All transcripts of a genome at any time are called transcriptomes. Similar to genomics concepts, transcriptomics is defined as the science of comprehensively studying the transcriptome. Unlike the genome, the transcriptome is very dynamic, not only between different tissues of the same organism, but also between pathological status, such as cancerous and healthy tissues. Based on this result, many researchers have studied the expression profiles of a large number of genes and tried to identify the expression of genes in cancer tissues.
Protein is an important component of organisms and participates in almost all physiological and cellular metabolic processes. Large-scale studies of all proteins expressed in a cell or tissue, their modifications and interactions are called proteomics which is generally considered the next step in the study of biological systems after genomics and transcriptomics. However, proteome research is far more complex than genomics, which is determined by the intrinsic complex characteristics of proteins, such as the wide variety of post-translational modifications of proteins.

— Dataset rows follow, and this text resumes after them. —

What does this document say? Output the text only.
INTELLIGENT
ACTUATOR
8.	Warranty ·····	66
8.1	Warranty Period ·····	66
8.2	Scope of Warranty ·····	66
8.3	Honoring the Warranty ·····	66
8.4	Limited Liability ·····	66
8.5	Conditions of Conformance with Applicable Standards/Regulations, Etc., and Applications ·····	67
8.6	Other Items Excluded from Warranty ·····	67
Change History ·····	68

Cancer bioinformatics deals with organization and data so that important trends and patterns can be identified, with the ultimate goal of discovering new therapeutic and/or diagnostic options for cancer. The first step towards this goal is to find a blueprint for gene expression that represents specific cancer conditions. It is generally accepted that biological state and physiology cannot be represented by the expression of a gene. Therefore, in order to reveal molecular markers that represent the initiation and progression of cancer, researchers have conducted extensive genomic analyses, such as microarrays of gene expression, microarray-comparative genomic hybridization (Array CGH), and tissue chips. However, considerable changes occur during specific cancerous stages, including post-replication, transcription, translation or post-translation stages of the genome and modification stages, such as gene amplification, altered RNA splicing, phosphorylation, methylation, and differences in protein secretion and stability, which cannot be envisaged by genomic analysis. The analysis and identification of proteome can identify and quantitatively analyze all proteins in biological samples.